コマツ:建設現場向け・自動走行ダンプトラック実現を目指し米国アグ・ジャンクション社との共同実証実験を開始

コマツは、米国アグ・ジャンクション社と、建設現場向けに複数台のダンプトラックの自動走行を実現するための共同実証実験(PoC)を開始した。デジタルトランスフォーメーション・スマートコンストラクションを活用し、現場で稼働するダンプトラック周囲の様々な作業工程の情報を組み合わせることで、状況に応じた柔軟な複数台のダンプトラックの自動走行を実現し、2022~2023年の日本市場導入を目指す。

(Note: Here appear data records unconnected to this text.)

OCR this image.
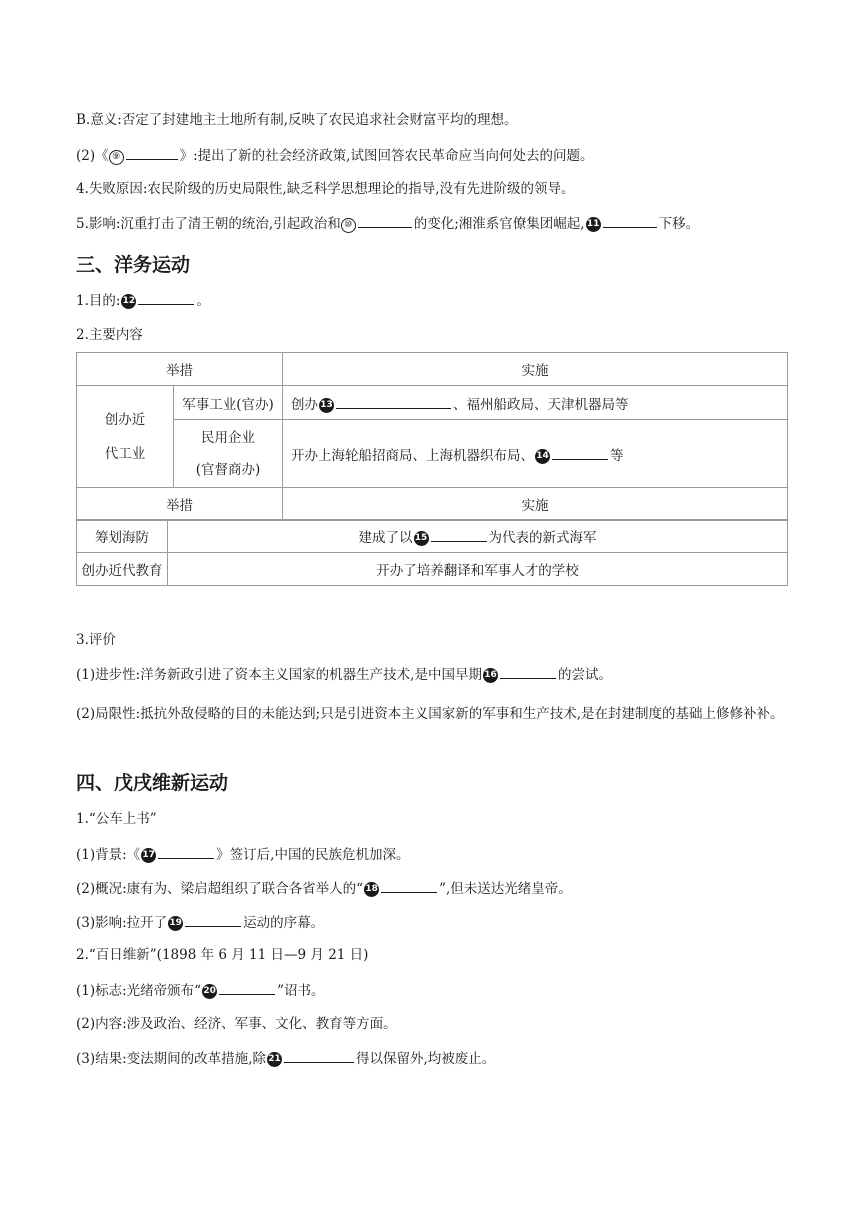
B.意义:否定了封建地主土地所有制,反映了农民追求社会财富平均的理想。

(2)《 ⑨	》:提出了新的社会经济政策,试图回答农民革命应当向何处去的问题。

4.失败原因:农民阶级的历史局限性,缺乏科学思想理论的指导,没有先进阶级的领导。

5.影响:沉重打击了清王朝的统治,引起政治和 ⑩	的变化;湘淮系官僚集团崛起, 11	下移。

三、洋务运动

1.目的: 12	。

2.主要内容

举措		实施

创办近
代工业	军事工业(官办)	创办 13 、福州船政局、天津机器局等

	民用企业
(官督商办)	开办上海轮船招商局、上海机器织布局、 14 等
举措		实施
筹划海防	建成了以 15 为代表的新式海军
创办近代教育	开办了培养翻译和军事人才的学校

3.评价

(1)进步性:洋务新政引进了资本主义国家的机器生产技术,是中国早期 16	的尝试。

(2)局限性:抵抗外敌侵略的目的未能达到;只是引进资本主义国家新的军事和生产技术,是在封建制度的基础上修修补补。

四、戊戌维新运动

1.“公车上书”

(1)背景:《 17	》签订后,中国的民族危机加深。

(2)概况:康有为、梁启超组织了联合各省举人的“ 18	”,但未送达光绪皇帝。

(3)影响:拉开了 19	运动的序幕。

2.“百日维新”(1898 年 6 月 11 日—9 月 21 日)

(1)标志:光绪帝颁布“ 20	”诏书。

(2)内容:涉及政治、经济、军事、文化、教育等方面。

(3)结果:变法期间的改革措施,除 21	得以保留外,均被废止。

 建設現場は、工事の進捗に伴い可変性が高く、土砂の積込場と排土場の位置やダンプトラックの走路が頻繁に変更される。また現場作業員の往来や機材の搬出入、他の建設機械などを避けて走行する必要がある。このような現場への自動走行ダンプトラック導入を実現するため、アグ・ジャンクション社の技術である、障害物の検知と回避が実現可能な汎用自動化キットと、コマツが開発する自動化対応ダンプトラックを組み合わせる。コマツのDXスマートコンストラクションによる、位置情報や施工計画にあわせた運行指示を行う技術を活用することで更に高度に周囲環境を認識および共有、状況に応じた柔軟な車両制御により、建設現場の積込場と排土場を行き来する複数台のダンプトラックの自動走行を可能にする。最適な配車・走行ルートで制御することにより、燃費改善およびCO2削減を見込む。

 顧客の現場の課題解決には「モノ(建設機械の自動化・高度化)」だけでなく、現場全体の安全性向上や、施工の効率化、日々の仕事の見える化、天候等の外的要因でのリアルタイムの施工計画見直し、といった現場全体の稼働を最適化する「コト(施工オペレーションの最適化)」の技術が必要。コマツは建設・土木分野向けに、「モノ」として、2013年に世界で初めてICT建機(ブルドーザー)を市場導入、2017年には遠隔制御システムの開発を開始し、2021年5月には創立100周年の記念活動として、自動積込制御の改良による土質改良機への連続排土及び建設機械の複数台切り替え遠隔操作の実証実験を成功させた。
 また「コト」として2015年よりスマートコンストラクションの展開を開始、2020年4月からは、DXスマートコンストラクションの導入を開始し、建設生産プロセスの部分的な「縦のデジタル化」を実現のみならず、施工の全工程をデジタルで繋ぐ「横のデジタル化」による施工の最適化に取り組んでいる。